70年代のケニアではガス・水道・電力などのインフラ整備が停滞し、燃料確保を森林伐採に依存していました。改善に向け、マータイさんが植林活動に立ち上がった訳です。彼女の意思は世界で賛同の輪を広げました。日本企業ではイオン環境財団が中国、東南アジアでの植樹活動を行っています。こうした活動は地球温暖化対策を包括的に取り組む流れへと発展し、彼女の死から4年後、2015年には国連サミットが開かれ、「2030年までに達成すべき持続可能な開発のための17の目標・169のターゲット」が定められました。“もったいない” を合言葉に飢餓や貧困、差別をなくそうと活動したマータイさんはまさにSDGSという概念の礎といえる存在でしょう。

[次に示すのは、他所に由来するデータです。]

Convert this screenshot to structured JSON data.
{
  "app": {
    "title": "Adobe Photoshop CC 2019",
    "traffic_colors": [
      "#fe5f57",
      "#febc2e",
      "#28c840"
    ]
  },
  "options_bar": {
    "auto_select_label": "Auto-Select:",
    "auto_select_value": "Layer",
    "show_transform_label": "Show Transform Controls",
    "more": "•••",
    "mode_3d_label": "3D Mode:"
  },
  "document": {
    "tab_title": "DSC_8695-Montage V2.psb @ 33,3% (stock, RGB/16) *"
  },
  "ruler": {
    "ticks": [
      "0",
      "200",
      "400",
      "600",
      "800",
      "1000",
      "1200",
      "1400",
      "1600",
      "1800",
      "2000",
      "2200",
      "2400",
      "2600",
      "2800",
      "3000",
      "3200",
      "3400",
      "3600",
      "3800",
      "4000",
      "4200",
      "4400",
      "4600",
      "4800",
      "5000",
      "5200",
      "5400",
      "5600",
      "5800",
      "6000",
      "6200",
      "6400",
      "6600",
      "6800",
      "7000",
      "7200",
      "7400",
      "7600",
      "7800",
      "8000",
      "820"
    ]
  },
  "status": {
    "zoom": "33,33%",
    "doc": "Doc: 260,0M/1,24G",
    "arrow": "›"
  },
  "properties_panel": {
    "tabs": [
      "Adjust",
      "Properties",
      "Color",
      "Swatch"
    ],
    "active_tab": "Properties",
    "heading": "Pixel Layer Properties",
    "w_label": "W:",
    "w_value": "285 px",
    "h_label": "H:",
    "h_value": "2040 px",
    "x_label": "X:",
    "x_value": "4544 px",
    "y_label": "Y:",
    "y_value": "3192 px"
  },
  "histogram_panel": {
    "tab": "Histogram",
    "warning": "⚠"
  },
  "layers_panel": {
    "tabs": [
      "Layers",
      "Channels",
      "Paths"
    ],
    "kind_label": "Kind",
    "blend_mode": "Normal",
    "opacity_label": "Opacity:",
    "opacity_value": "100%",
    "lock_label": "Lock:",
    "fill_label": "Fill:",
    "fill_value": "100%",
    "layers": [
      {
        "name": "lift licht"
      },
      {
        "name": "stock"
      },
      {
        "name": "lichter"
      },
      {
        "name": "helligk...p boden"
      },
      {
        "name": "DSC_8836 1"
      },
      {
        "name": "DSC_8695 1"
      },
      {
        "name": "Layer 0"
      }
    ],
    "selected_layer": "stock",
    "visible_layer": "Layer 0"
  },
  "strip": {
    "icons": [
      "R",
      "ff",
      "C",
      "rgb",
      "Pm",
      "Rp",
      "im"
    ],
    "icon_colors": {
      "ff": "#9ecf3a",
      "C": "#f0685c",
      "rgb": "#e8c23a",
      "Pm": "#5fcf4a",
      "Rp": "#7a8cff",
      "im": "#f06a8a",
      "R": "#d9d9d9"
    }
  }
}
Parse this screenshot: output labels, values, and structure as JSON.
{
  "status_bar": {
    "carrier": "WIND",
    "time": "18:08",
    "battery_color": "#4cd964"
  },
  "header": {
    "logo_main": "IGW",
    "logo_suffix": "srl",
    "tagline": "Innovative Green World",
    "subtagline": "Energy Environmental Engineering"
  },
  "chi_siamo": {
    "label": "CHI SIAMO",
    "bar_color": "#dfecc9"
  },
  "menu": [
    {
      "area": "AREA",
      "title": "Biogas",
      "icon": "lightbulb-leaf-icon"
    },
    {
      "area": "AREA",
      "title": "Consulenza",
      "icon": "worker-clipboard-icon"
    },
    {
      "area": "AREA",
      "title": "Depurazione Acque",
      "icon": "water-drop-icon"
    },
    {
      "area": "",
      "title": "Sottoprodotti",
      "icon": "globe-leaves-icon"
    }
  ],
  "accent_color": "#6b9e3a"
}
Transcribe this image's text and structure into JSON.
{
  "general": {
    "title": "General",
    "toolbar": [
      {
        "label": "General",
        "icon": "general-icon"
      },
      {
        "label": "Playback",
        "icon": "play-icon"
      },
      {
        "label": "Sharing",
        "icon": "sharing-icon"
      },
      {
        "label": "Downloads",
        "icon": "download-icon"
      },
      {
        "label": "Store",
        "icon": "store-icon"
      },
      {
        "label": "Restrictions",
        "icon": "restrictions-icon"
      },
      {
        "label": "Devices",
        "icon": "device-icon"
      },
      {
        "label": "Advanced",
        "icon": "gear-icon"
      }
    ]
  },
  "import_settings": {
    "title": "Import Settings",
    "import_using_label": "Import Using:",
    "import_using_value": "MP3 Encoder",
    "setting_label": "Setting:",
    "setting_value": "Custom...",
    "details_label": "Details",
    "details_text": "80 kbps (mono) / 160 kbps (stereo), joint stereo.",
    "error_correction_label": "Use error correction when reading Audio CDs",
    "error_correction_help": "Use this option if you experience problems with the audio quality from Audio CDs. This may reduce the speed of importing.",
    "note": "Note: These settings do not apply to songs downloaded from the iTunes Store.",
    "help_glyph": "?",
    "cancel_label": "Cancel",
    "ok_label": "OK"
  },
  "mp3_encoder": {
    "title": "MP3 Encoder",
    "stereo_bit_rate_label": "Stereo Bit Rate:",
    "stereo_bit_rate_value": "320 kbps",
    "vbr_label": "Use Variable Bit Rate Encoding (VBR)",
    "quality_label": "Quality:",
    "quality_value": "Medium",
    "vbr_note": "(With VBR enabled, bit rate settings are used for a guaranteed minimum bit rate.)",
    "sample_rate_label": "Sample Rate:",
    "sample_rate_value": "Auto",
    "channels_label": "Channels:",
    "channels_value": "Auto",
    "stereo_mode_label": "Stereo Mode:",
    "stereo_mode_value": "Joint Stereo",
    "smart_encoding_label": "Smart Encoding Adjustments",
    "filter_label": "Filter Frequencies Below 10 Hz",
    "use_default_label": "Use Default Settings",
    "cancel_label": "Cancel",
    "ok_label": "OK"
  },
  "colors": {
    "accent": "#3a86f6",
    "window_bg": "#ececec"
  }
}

3年超に及ぶコロナ禍、ロシアのウクライナ侵略等で穀物や燃料が世界中で高騰し世界的な物価高が続いています。さらに直近では鳥インフルエンザにより鶏卵価格が高騰し、生産量調整の名目で乳牛の早期リタイアや生乳廃棄のニュースが続きます。マータイさんも天国からこの現状を憂いていることでしょう。

一人ひとりの行動は小さいかもしれませんが、「もったいない」の精神を見失わないよう心がけたいものです。